Architect Matt Gibson, of Matt Gibson Architecture and Design, says the design was driven by the affection of his client - a commercial builder - for concrete.  

“We decided if the client wanted to use concrete and do something interesting with it, then lets really promote the upper volume as the defining element of the building’s architecture, and see if we can express the builder and his craft in this material,” Matt says.

Concrete is used essentially to frame the upper level, infilled with walls of glass on both the street and rear sides. The concrete walls, roof and floor planes extend out beyond the glass, with the walls tapering from a 400mm depth to a 100m rounded edge. Not only does this provide shading and weather protection, it adds a lightness to the design and opens up the view.   
“As the design developed, we were keen to avoid a monolithic, heavy first floor,” Matt says.  

“Instead we wanted to express the material in a unique way that enabled a more sculpted and less conventional concrete presence.  

“We think the tapering of the edges has been successful in helping to provide an expression that almost belies the nature of the material and renders the first floor as light and nimble, soft and tactile.”

In terms of construction, the first floor and roof slabs were cast in situ, the side walls precast off-site, and the tapered ends cast on-site. The roof is a minimally pitched concrete slab with a waterproof membrane, finished in metal roof cladding.   

The basement and ground floor structural walls are also concrete, while the ground floor slab is polished and exposed.  The double-storey, double-sided fireplace is concrete rendered, with the kitchen island also of polished dark grey concrete.  

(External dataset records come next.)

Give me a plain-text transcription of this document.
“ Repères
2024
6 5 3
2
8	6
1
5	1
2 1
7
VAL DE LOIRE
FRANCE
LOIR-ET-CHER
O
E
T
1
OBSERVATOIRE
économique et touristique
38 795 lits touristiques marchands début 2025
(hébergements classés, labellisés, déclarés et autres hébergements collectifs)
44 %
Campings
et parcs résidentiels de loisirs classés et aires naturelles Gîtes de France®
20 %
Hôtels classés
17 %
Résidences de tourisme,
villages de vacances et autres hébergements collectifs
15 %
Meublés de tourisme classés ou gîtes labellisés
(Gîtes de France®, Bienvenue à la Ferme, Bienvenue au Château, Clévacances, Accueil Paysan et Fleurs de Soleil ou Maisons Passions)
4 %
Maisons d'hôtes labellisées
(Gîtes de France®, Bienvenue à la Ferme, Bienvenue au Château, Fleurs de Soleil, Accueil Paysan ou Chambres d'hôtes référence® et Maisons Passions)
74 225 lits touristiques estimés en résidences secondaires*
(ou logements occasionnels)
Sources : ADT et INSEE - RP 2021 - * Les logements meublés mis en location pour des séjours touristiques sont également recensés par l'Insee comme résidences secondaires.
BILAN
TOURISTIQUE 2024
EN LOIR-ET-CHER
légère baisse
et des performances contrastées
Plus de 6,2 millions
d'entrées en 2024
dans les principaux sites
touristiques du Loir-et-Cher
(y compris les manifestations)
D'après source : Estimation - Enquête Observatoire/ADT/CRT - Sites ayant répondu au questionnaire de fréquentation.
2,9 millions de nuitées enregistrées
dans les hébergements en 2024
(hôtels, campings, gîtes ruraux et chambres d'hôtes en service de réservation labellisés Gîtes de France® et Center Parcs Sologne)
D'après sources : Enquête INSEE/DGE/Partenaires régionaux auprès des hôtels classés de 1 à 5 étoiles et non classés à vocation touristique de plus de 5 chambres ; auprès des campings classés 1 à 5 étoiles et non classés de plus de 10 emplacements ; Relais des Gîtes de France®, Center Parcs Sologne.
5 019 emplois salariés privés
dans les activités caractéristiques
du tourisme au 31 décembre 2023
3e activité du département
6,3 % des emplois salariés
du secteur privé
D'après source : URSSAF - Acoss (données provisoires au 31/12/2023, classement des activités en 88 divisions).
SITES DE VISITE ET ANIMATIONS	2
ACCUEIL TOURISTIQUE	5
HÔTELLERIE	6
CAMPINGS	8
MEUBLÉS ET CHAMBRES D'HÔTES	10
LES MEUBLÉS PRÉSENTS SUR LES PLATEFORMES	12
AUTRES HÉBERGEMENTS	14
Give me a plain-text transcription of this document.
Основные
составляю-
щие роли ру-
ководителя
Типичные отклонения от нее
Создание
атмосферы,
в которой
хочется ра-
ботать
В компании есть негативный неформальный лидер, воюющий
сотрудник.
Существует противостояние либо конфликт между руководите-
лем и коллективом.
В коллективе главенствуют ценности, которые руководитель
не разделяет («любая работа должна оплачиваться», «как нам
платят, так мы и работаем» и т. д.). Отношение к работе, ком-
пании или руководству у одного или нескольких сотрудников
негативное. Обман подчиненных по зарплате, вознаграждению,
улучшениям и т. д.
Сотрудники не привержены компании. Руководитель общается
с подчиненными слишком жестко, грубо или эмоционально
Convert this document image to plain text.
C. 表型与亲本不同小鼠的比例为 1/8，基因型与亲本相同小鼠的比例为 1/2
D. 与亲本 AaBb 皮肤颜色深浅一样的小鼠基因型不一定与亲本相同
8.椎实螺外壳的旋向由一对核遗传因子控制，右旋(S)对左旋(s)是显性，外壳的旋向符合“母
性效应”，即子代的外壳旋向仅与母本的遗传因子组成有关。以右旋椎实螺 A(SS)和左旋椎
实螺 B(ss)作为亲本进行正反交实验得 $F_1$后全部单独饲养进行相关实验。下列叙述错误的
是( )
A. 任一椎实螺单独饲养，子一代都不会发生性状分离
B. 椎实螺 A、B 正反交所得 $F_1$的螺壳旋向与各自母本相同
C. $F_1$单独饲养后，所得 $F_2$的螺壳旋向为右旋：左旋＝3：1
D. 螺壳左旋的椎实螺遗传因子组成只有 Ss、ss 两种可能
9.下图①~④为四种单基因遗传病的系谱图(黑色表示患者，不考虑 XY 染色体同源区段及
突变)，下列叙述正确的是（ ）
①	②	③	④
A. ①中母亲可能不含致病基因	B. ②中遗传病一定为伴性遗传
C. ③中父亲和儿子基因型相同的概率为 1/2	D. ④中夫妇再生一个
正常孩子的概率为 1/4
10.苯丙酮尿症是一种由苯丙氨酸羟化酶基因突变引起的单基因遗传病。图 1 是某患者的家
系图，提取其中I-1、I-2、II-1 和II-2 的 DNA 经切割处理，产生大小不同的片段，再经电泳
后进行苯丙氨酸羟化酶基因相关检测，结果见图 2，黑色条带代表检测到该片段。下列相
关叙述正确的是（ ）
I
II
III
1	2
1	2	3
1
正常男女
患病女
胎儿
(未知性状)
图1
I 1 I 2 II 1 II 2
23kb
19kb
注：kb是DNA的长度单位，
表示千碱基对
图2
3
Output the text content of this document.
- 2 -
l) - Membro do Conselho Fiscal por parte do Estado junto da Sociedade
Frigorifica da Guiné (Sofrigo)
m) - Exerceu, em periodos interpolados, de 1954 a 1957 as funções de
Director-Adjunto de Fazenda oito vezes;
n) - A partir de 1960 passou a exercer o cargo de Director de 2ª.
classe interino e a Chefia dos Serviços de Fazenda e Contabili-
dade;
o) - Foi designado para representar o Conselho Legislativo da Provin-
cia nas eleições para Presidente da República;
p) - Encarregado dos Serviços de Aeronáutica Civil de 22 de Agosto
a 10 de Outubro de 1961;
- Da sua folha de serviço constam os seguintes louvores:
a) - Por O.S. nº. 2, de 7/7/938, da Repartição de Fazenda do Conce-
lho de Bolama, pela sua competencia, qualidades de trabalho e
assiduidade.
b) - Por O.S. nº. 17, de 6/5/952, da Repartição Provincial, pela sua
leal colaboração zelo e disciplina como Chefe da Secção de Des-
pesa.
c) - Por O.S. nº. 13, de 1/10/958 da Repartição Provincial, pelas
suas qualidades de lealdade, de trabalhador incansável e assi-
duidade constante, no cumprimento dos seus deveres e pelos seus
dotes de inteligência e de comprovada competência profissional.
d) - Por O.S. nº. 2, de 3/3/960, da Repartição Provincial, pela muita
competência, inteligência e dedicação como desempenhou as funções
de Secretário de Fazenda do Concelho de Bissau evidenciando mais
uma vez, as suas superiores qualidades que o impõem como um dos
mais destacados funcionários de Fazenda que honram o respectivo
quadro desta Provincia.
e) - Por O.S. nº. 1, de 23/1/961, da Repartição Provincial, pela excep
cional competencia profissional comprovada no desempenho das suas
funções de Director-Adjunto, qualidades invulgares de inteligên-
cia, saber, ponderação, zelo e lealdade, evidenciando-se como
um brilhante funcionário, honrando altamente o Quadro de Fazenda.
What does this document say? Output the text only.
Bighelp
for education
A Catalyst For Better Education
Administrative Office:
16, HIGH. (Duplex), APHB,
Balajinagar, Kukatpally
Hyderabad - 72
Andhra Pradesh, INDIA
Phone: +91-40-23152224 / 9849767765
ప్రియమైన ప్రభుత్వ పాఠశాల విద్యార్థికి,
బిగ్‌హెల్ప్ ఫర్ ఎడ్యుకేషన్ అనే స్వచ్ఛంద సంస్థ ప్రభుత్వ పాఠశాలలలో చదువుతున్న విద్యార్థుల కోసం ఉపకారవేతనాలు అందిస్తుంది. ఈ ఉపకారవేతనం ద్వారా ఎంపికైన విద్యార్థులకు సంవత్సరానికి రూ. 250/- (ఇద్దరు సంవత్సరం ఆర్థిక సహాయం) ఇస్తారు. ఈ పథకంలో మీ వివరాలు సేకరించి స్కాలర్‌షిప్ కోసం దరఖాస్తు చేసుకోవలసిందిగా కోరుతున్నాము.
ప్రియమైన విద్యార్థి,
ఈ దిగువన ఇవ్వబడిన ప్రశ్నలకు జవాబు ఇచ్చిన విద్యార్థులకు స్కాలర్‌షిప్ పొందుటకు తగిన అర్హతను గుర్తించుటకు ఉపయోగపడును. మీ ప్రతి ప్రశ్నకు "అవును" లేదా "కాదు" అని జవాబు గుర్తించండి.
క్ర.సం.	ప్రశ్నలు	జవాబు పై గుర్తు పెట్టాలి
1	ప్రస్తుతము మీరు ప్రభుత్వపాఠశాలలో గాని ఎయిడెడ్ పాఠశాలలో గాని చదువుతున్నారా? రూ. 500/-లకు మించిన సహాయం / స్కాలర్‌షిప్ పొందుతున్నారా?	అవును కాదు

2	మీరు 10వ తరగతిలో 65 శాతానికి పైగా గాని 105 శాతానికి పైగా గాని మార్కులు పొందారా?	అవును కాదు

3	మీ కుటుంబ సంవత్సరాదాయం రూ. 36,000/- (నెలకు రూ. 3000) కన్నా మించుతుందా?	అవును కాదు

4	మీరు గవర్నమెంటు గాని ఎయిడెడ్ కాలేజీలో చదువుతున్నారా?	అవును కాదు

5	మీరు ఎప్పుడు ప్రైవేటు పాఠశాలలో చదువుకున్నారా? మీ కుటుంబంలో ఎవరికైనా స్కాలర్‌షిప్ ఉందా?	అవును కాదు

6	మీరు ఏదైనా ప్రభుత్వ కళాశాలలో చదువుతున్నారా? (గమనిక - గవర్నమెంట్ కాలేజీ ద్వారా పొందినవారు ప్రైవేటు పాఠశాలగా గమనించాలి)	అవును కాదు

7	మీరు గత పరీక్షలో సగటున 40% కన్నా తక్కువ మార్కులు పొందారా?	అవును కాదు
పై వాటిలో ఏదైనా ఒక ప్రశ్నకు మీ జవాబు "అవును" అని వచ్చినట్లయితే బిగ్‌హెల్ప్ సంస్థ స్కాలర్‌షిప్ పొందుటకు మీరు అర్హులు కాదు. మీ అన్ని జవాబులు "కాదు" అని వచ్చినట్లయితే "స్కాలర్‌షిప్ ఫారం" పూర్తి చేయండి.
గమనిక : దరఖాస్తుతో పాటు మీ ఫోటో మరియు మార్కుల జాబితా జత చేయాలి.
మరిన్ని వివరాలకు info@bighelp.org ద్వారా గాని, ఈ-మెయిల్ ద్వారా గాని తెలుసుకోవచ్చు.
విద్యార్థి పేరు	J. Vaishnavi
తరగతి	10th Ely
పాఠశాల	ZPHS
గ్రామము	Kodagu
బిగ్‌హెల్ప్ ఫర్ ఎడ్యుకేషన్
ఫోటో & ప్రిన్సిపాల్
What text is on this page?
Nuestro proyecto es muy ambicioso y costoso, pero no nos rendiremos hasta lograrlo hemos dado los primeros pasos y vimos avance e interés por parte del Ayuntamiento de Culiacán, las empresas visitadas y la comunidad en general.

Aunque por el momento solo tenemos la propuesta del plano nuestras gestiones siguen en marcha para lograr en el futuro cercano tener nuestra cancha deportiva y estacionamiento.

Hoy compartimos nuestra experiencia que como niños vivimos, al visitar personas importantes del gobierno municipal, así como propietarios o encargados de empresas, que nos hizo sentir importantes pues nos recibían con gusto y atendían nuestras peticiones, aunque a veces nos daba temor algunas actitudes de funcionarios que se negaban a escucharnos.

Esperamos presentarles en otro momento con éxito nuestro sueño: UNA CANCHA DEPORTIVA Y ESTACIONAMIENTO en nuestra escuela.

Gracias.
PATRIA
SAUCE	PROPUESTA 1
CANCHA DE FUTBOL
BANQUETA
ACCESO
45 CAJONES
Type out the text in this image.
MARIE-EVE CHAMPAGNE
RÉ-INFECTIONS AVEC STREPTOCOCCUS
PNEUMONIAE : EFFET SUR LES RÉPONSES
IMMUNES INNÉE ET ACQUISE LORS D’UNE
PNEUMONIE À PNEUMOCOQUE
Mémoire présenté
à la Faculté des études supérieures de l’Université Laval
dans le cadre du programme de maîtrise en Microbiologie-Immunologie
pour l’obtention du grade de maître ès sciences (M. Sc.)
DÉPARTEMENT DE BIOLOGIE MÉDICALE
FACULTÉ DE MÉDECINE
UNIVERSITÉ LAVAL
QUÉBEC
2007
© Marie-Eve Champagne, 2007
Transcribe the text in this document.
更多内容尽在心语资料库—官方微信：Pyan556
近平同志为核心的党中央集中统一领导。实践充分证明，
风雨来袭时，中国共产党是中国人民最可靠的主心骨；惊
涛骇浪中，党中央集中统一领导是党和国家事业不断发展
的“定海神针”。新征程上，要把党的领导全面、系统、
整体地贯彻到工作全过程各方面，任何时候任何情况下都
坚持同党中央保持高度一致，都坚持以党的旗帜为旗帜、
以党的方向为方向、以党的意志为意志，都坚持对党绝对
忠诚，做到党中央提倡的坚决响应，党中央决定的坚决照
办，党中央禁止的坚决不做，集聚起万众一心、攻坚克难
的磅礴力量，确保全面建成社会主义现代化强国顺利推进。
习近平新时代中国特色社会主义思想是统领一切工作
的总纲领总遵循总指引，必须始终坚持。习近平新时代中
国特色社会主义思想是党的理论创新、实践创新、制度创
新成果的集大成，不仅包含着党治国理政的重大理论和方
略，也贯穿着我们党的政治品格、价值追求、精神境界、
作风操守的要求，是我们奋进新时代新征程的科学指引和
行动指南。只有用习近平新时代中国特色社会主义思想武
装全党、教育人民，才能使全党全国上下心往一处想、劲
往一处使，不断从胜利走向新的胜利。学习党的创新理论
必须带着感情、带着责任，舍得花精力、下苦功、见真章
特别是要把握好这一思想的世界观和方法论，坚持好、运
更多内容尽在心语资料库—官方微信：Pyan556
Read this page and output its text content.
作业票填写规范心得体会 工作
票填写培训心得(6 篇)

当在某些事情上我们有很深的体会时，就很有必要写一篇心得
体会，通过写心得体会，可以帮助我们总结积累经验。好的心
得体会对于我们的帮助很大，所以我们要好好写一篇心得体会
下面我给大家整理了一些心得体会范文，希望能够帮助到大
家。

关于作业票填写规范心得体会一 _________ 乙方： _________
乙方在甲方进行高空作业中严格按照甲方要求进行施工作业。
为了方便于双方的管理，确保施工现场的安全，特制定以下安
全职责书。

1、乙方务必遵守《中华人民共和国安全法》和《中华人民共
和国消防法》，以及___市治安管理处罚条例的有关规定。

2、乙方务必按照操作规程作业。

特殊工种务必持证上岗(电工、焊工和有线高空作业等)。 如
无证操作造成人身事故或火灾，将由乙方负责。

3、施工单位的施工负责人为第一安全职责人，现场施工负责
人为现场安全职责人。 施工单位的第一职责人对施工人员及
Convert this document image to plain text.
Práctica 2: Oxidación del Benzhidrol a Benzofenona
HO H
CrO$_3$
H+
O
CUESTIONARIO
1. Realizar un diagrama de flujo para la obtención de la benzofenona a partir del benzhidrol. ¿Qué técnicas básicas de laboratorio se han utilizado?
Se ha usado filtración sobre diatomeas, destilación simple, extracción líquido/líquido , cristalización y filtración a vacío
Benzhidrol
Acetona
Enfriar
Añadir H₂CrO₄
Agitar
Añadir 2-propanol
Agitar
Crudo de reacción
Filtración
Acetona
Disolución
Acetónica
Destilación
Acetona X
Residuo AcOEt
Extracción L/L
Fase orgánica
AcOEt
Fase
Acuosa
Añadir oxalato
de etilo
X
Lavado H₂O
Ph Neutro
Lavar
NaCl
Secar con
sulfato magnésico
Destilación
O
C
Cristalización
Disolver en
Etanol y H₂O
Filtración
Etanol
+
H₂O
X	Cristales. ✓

Environmentally, the house employs multiple passive techniques, including a site orientation that maximises the northern solar aspect, integrated eave solar protection, provision of thermal mass within the concrete floors and walls, and climate control passive AC through extensive cross ventilation.  

Strategically placed skylights bring light and ambiance into the centre of the dwelling, and interaction with side breezeways further minimises the need for artificial lighting.   While there is significant scale in some of the internal spaces, the house is highly organised and space efficient, with clear zoning that supports both family life and individual privacy.


Matt describes the palette of materials used on the exterior as ‘honest and natural’.

“Stone is utilised generally to clad the masonry super structure, whilst Blackbutt timber clads lightweight, operable or glazed sections of the façade,” he says.

“The stone was a specific request of the client. It held sentimental value, coming from his birthplace. Of particular satisfaction to us is that this house is designed for the long term.

“The use of concrete specifically has provided a beautiful backdrop to this family’s life - blending art, landscape and natural comfort.”